私は、事業というのは常に前向きの姿勢で取り組むべきと思っています。
しかし、事業承継の場合、上記のような理由で、最低一度は後ろを振りかえらなければならないというステップを経ざるを得ず、初めからエネルギーを1点に集中できないというジレンマを抱えることになります。
その点、創業は何もないところから出発する、というハンディはあるものの、前だけを見て進めばいい、という点でシンプルです。
こんな風に、エネルギーの投入方向が1点に集中できるというのは、経営者にとって極めて有利な状況と言えるでしょう。
かなりの有形無形の企業資産を抱える老舗企業ならともかく、昭和の高度経済成長を背景に設立した企業であれば、2代目或いは3代目への事業承継に際して、相当な経営方針や方向性の見直しを考えて当然です。
おそらくそれは、その企業にとって「第2創業」と呼んでもいいくらいの大きな改革になるのではないでしょうか。
国はその施策の中で、事業承継支援として「事業承継税制」といった制度を整備し、事業の存続を後押しするとしていますが、あの制度の恩恵にあずかれるのはほんの数%にもならないでしょう。

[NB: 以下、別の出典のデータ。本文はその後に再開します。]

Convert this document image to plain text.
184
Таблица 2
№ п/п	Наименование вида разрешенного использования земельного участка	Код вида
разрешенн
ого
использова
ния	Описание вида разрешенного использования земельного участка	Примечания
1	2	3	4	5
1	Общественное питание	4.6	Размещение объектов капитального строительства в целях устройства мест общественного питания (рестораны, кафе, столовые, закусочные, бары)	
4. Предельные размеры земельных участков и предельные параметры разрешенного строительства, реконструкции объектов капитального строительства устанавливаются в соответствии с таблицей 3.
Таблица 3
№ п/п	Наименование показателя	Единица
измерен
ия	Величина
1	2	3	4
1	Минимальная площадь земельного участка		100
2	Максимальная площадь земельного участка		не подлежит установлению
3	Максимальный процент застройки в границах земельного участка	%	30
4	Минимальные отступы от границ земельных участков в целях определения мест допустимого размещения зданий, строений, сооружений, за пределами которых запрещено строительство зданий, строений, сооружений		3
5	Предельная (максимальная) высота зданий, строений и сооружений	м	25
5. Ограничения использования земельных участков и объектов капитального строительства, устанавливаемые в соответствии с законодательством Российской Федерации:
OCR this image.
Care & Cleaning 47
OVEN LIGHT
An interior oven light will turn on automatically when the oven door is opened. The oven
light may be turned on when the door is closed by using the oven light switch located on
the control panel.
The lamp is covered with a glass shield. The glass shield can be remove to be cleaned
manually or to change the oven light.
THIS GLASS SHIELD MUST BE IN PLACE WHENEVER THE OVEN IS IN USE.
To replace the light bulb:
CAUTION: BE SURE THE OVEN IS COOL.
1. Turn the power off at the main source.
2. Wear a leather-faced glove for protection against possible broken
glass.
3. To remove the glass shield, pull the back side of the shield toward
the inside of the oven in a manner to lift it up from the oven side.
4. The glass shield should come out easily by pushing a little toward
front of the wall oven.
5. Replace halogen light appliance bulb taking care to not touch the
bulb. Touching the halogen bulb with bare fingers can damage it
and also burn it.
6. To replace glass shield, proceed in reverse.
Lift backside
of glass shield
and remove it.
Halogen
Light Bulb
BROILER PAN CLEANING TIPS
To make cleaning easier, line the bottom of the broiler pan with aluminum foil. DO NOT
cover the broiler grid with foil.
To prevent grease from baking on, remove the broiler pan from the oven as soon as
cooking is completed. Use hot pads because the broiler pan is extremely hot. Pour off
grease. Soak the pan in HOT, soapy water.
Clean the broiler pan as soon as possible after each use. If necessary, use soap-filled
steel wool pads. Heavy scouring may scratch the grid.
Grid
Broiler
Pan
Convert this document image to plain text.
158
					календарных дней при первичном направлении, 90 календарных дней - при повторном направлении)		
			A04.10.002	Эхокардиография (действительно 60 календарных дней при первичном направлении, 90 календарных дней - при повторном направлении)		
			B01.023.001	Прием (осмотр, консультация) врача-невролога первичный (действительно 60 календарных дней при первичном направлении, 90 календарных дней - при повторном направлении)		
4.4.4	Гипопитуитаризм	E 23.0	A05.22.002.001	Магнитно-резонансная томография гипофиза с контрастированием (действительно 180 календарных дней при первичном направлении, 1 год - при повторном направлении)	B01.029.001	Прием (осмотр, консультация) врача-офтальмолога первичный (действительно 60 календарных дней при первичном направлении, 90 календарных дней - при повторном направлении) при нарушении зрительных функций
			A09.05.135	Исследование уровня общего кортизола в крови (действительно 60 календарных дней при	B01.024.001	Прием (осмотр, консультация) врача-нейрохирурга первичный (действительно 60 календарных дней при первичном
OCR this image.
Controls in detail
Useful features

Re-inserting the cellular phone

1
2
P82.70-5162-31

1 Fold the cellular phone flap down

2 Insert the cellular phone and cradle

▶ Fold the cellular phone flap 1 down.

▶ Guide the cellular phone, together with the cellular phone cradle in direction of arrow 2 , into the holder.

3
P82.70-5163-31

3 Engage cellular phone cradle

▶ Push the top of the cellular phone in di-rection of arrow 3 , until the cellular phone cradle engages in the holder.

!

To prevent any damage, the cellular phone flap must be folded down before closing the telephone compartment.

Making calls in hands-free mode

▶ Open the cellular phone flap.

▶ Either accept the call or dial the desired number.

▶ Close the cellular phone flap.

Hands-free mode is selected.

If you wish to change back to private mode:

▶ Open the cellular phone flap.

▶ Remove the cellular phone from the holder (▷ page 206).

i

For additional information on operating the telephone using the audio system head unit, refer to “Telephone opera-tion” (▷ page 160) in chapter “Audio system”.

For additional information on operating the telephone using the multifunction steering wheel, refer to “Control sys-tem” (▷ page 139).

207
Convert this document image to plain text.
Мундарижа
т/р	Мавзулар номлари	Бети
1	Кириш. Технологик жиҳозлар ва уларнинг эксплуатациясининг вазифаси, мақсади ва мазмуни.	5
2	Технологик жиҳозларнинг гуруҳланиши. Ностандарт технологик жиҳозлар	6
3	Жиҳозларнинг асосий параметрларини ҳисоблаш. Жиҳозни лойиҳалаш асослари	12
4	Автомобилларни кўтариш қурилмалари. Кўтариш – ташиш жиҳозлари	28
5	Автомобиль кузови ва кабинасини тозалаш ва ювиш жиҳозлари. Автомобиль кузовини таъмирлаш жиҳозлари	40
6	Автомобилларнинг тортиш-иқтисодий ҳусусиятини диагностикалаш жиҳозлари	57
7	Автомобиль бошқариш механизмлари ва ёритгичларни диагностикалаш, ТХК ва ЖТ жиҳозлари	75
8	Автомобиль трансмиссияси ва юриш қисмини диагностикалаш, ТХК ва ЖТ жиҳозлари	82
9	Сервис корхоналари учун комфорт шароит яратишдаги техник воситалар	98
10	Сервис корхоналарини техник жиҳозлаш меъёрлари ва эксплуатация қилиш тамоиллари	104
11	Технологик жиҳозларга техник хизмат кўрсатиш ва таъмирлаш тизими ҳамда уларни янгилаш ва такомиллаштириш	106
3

あれは、相当条件のそろった優良な企業でなければ、ドンピシャ、とはいかないのです。
そういう意味では、「120万社も減ってしまう!」と慌てている割には、国の支援策はズレています。
経済の活性化に向けて、最も注力すべきは「創業支援」だと私は考えます。
というよりは、もっと活発に創業が行なわれる、ビジネス環境を創り出さねばならないのです。